Albert Edwards: Beware inflation in 2010

You say markets will march to a very different drumbeat next year. What do you mean?

They’re marching to the drumbeat of the mistakes of the past. You can generate massive shortterm recoveries both in the economy and the markets, based on massive fiscal and monetary stimulus. Japan did so many times in the past decade. But inevitably you get sucked back down into the recessionary gloom. People forget that in Japan, equity markets used to rally 40%-50% and then they’d collapse again. It’s like the grand old Duke of York: we’ll be marching all the way up the hill and all the way down again.

So where will the FTSE be next year?

I think that sometime in 2010 it will fall back below the lows of March 2009. Ironically, that will be very good news for private investors.

Why’s that?

In the rapid inflation period of the late 1960s, 1970s and early 1980s, equities were a very poor investment. They did nothing in nominal terms and in real terms (ie, adjusted for inflation), they were significantly lower. They weren’t seen as an inflation hedge. The reason for this was that when inflation took off, equities started off with a very high p/e ratio.

But if we start an inflationary period with equities on a very low p/e, then stocks will be a much better inflationary hedge because they’ll go up more with earnings. If my forecast for next year is right and we get a sort of capitulation phase in the equity markets and they begin looking much, much cheaper than they were in March, then on a ten to 20 year view, equities will be more than simply a huge investment opportunity. In addition, they’ll be an inflation hedge over and above gold and index-linked bonds.

So you’re worried about inflation?

If you are a long-term investor, I think you really have to be concerned about higher inflation. We’re in the middle of a massive economic experiment in quantitative easing. We’re going to struggle for years with these excess debt loads we’ve got. And it’s not just the private sector – now it’s the government sector too. So I would worry about inflation and look at ways to insure yourself against it. It comes down to gold and index-linked bonds.

Gold will give you no return. It’s not a proper investment where you can work out net cash flow, and unlike silver or platinum it is useless, regardless of the economic cycle. You are relying on it going up in price to make a return. In that sense, it is dead money. But people should accept that dead money because it gives you a good insurance policy.

How bad will inflation get?

We’re not talking about inflation going up from 2% to 5%. We’re talking more like 10% to 20%. Most pensions have an inflation cap of 2.5%, or if it’s deferred, 5%. If we have inflation of 10%, you’re wrecked. So you need some sort of insurance. And even if gold doesn’t go up in price but just stays where it is, that’s fine. You’re only using it as a hedge, or insurance policy.

Look at the unsustainability of government finances, not just in Britain but elsewhere.

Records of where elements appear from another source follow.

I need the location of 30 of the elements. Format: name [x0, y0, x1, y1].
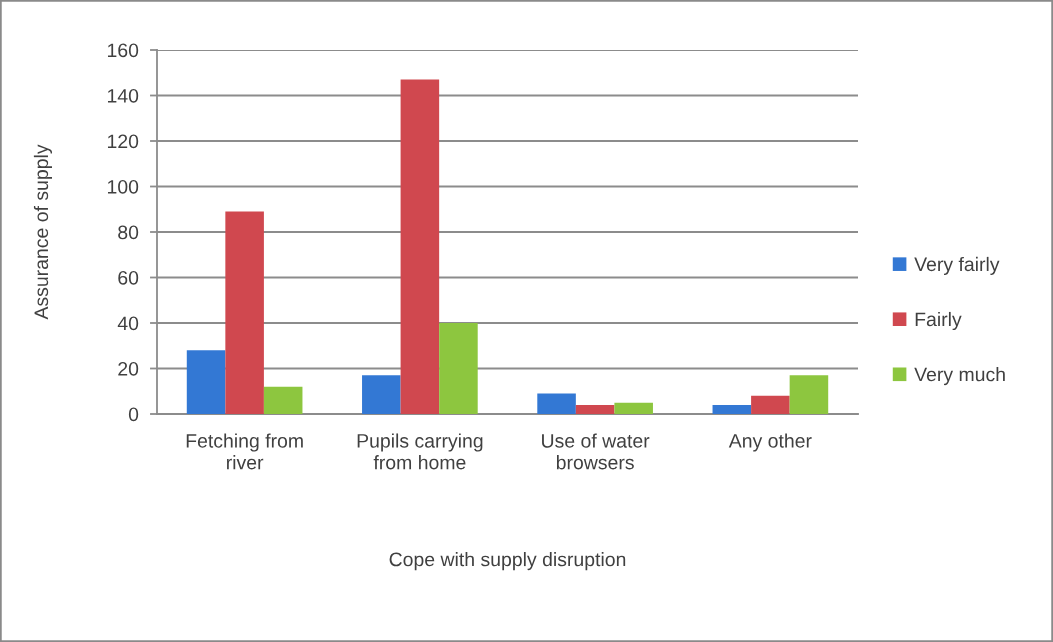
bar	[537, 393, 576, 414]
bar	[225, 211, 264, 414]
bar	[614, 402, 653, 414]
legend-label: Fairly	[915, 311, 962, 331]
bar	[186, 350, 226, 414]
x-tick-label: Any other	[728, 433, 812, 452]
y-tick-label: 60	[118, 270, 139, 285]
y-tick-label: 80	[118, 225, 139, 240]
bar	[400, 79, 440, 414]
x-tick-label: Use of water browsers	[542, 433, 650, 470]
y-axis-title: Assurance of supply	[33, 144, 52, 320]
bar	[789, 375, 829, 414]
x-tick-label: Fetching from river	[186, 433, 303, 470]
x-tick-label: Pupils carrying from home	[357, 433, 483, 470]
legend-label: Very fairly	[914, 256, 1000, 275]
bar	[575, 404, 615, 414]
y-tick-label: 120	[107, 134, 139, 149]
x-axis-title: Cope with supply disruption	[389, 552, 626, 571]
y-tick-label: 160	[107, 43, 139, 58]
bar	[439, 323, 478, 414]
bar	[751, 395, 790, 414]
y-tick-label: 100	[107, 179, 139, 194]
bar	[362, 375, 401, 414]
y-tick-label: 140	[107, 88, 139, 103]
legend-label: Very much	[914, 367, 1005, 386]
y-tick-label: 20	[118, 361, 139, 376]
y-tick-label: 0	[128, 407, 139, 422]
bar	[263, 386, 303, 414]
bar	[712, 404, 752, 414]
y-tick-label: 40	[117, 316, 139, 331]
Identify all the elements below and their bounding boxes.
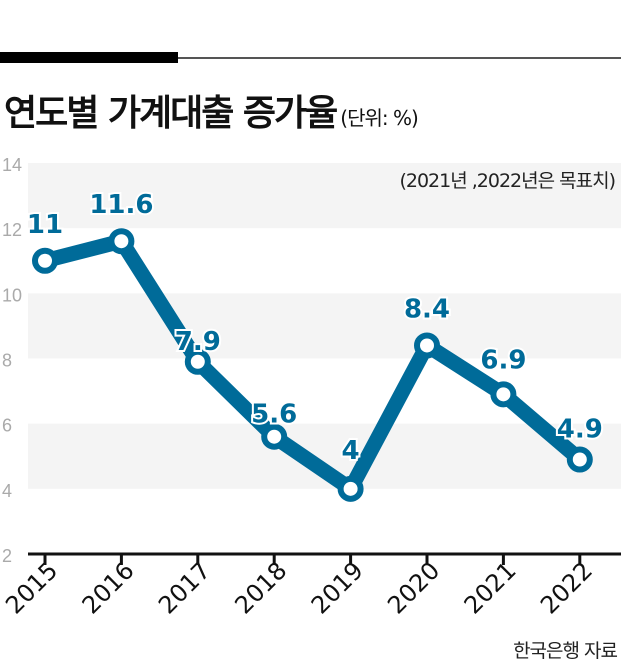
data-label: 6.9	[480, 345, 526, 375]
title-text: 연도별 가계대출 증가율	[4, 93, 338, 134]
x-tick-label: 2022	[535, 556, 598, 619]
data-label: 4.9	[557, 415, 603, 445]
grid-band	[28, 163, 621, 229]
x-tick-label: 2019	[306, 556, 369, 619]
data-point	[261, 423, 288, 450]
data-point	[490, 381, 517, 408]
y-tick-label: 12	[2, 220, 22, 240]
data-point	[184, 348, 211, 375]
data-point	[414, 332, 440, 359]
x-tick-label: 2018	[229, 556, 292, 619]
y-tick-label: 2	[2, 546, 12, 566]
data-point	[108, 228, 135, 255]
note-text: (2021년 ,2022년은 목표치)	[399, 170, 616, 192]
y-tick-label: 4	[2, 481, 12, 501]
data-label: 11.6	[89, 190, 153, 220]
data-label: 5.6	[251, 400, 297, 430]
source-text: 한국은행 자료	[513, 640, 618, 662]
x-tick-label: 2021	[459, 556, 522, 619]
y-tick-label: 10	[2, 285, 22, 305]
data-point	[337, 475, 364, 502]
series-line	[43, 233, 585, 497]
data-label: 7.9	[175, 327, 221, 357]
header-bar-thick	[0, 52, 178, 63]
x-tick-label: 2016	[77, 556, 140, 619]
data-label: 11	[27, 210, 63, 240]
x-tick-label: 2020	[382, 556, 445, 619]
data-point	[32, 247, 58, 274]
y-tick-label: 8	[2, 351, 12, 371]
data-label: 4	[342, 436, 360, 466]
header-bar-thin	[178, 57, 621, 59]
y-tick-label: 6	[2, 416, 12, 436]
data-point	[566, 446, 593, 473]
data-label: 8.4	[404, 294, 450, 324]
unit-label: (단위: %)	[340, 106, 419, 130]
chart-title: 연도별 가계대출 증가율 (단위: %)	[4, 84, 419, 136]
y-tick-label: 14	[2, 155, 22, 175]
x-tick-label: 2017	[153, 556, 216, 619]
grid-band	[28, 293, 621, 359]
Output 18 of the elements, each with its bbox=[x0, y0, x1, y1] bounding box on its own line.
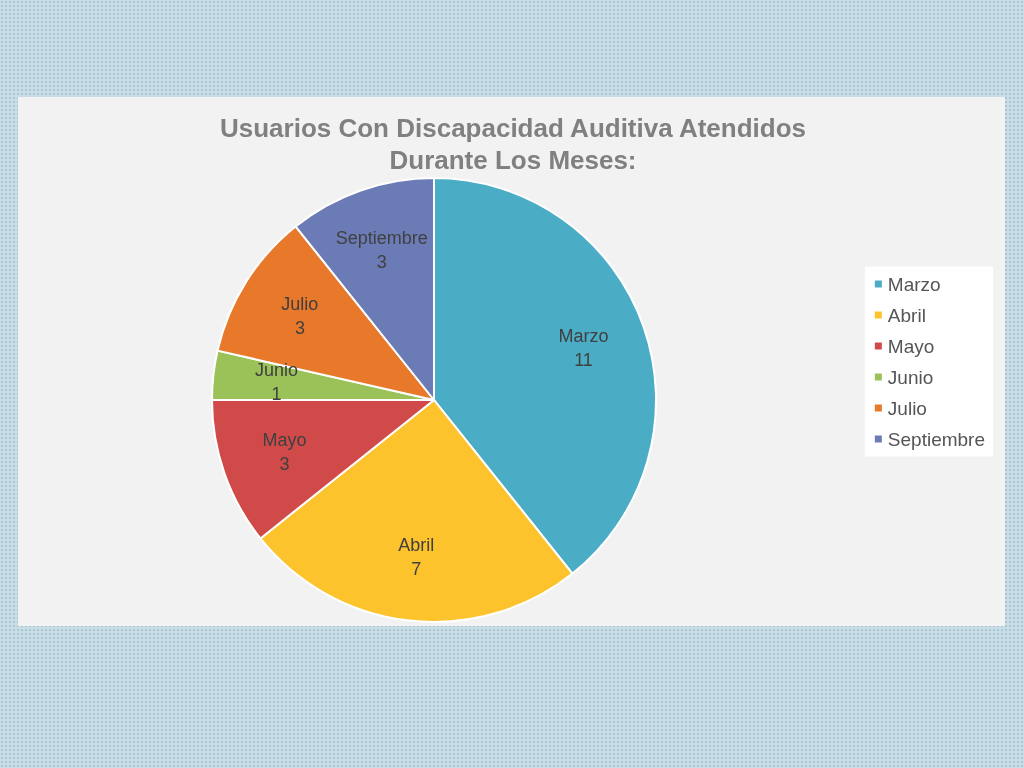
data-label: 3 bbox=[294, 317, 305, 338]
slice-label: Marzo bbox=[558, 325, 609, 346]
legend-label: Mayo bbox=[887, 335, 935, 357]
legend-label: Abril bbox=[887, 304, 926, 326]
data-label: 3 bbox=[376, 252, 387, 273]
slice-label: Julio bbox=[281, 293, 319, 314]
legend-label: Junio bbox=[887, 366, 934, 388]
data-label: 7 bbox=[411, 559, 422, 580]
chart-title: Usuarios Con Discapacidad Auditiva Atendidos Durante Los Meses: bbox=[219, 113, 807, 175]
data-label: 11 bbox=[574, 349, 593, 370]
data-label: 3 bbox=[279, 454, 290, 475]
legend-label: Julio bbox=[887, 397, 927, 419]
slice-label: Mayo bbox=[262, 430, 307, 451]
slice-label: Abril bbox=[398, 535, 435, 556]
legend-label: Septiembre bbox=[887, 428, 986, 450]
legend-label: Marzo bbox=[887, 273, 941, 295]
slice-label: Septiembre bbox=[335, 228, 428, 249]
slice-label: Junio bbox=[255, 360, 299, 381]
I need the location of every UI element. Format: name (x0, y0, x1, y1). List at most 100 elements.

It’s not just the 100% debt-to-GDP ratios. When you add in the unfunded liabilities, you’re looking at liabilities of about 500% of GDP. There’s no way they can meet those. So some sort of default has to be part of the equation here. And default through inflation is effectively a default. Milton Friedman’s notion that “inflation is everywhere and always a monetary phenomenon” is right. So often, the reason for monetary debauchery is fiscal un-sustainability.

You are bearish on China. Why?

The biggest single predictor of economic collapse is credit growth, which is off the scale in China. The Chinese are doing what the Americans did in 2003-2005. They didn’t want a deep recession so they pumped it all back up again. There was massive credit growth and asset inflation. They thought they were in control and then they tapped the brakes and the economy collapsed.

So I’m worried about the economic collapse in China. But I’m more worried that the markets will be totally blindsided by it. People believe the growth story will carry on forever. But I think China is more cyclical than people expect. And often when you get these growth stories the problem is that people overpay for them. In effect, there is no connection between equity returns and whether the economy grows rapidly or not. Because people overpay for it.


Who is Albert Edwards?

An economics graduate from Bristol University and an economist at the Bank of England, Edwards has a history of going against the grain. He forecast the 1997-1998 Asian crisis in a January 1996 note; his castigation of Malaysia’s policies as ‘Noddynomics’ created political trouble for his then-employer, Dresdner Kleinwort. For over ten years, Edwards has been bearish on stocks. His argument is that most markets are in an ‘Ice Age’ of declining valuations. Edwards is regularly ranked as the top strategist in surveys. In 2007, Edwards became co-head of global strategy at Société Générale.